Hanna's research primarily focuses on the relationship between people and technology and how it affects inequalities due to race, gender and social economic class.

She is a senior Fellow at the Center for Applied Transgender Studies, and a current member of the Human Rights Data Analysis Group.

In 2022, Hanna created the Alex and Demiana Hanna Pride Scholarship fund for undergraduate sociology majors, citing a desire to "[bolster] queer, trans and people of color in the discipline".

==Awards and honors==
She received the Wisconsin Alumni Association Forward Award.
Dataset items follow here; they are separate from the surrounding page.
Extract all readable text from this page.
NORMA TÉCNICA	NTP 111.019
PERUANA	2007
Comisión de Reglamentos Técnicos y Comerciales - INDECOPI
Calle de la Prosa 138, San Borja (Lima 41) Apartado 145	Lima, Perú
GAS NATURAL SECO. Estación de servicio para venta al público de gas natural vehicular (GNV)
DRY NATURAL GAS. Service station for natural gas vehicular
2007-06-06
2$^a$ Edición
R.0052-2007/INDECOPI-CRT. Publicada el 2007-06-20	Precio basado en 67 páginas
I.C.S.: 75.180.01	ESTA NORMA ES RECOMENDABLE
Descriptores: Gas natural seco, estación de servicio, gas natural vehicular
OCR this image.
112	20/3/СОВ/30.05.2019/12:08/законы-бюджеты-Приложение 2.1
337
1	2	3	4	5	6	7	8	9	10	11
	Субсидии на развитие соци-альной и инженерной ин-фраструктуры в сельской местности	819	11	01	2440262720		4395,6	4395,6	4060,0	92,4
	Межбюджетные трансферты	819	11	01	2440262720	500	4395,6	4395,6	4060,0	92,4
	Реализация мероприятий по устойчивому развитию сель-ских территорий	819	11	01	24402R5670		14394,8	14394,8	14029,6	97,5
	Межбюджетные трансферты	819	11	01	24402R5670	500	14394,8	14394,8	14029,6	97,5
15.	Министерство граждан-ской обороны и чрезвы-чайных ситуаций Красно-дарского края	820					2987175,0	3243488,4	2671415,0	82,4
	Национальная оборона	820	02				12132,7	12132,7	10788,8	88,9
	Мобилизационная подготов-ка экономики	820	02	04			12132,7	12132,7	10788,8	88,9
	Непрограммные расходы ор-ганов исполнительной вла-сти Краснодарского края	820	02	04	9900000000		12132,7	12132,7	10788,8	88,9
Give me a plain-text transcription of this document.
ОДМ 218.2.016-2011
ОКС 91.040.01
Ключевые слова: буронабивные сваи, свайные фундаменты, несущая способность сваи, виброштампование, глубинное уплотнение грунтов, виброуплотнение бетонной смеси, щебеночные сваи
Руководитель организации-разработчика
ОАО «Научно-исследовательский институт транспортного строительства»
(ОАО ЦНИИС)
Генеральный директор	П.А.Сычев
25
Hanna was listed by Women in AI Ethics on their 100 Brilliant Women in Artificial Intelligence Ethics list in 2021.

== Selected publications ==

===Books===
- Bender, Emily M. (2025). "The AI Con: How to Fight Big Tech's Hype and Create the Future We Want"

===Articles===
- Berrey, Ellen, et al. “U.S. And Canadian Higher Education Protests and University and Police Responses, 2012-2018.” SocArXiv, 14 Aug. 2024.
- Pamela Oliver, Alex Hanna, Chaeyoon Lim; "Constructing Relational and Verifiable Protest Event Data: Four Challenges and Some Solutions". Mobilization: An International Quarterly 1 March 2023; 28 (1): 1–22.
- Scheuerman, M. K., Pape, M., & Hanna, A. (2021). "Auto-essentialization: Gender in automated facial analysis as extended colonial project. Big Data & Society, 8(2)."
- The Annals of the American Academy of Political and Social Science Vol. 659, "Toward Computational Social Science: Big Data in Digital Environments" (May 2015), pp. 225–245 (21 pages) Published By: Sage Publications, Inc.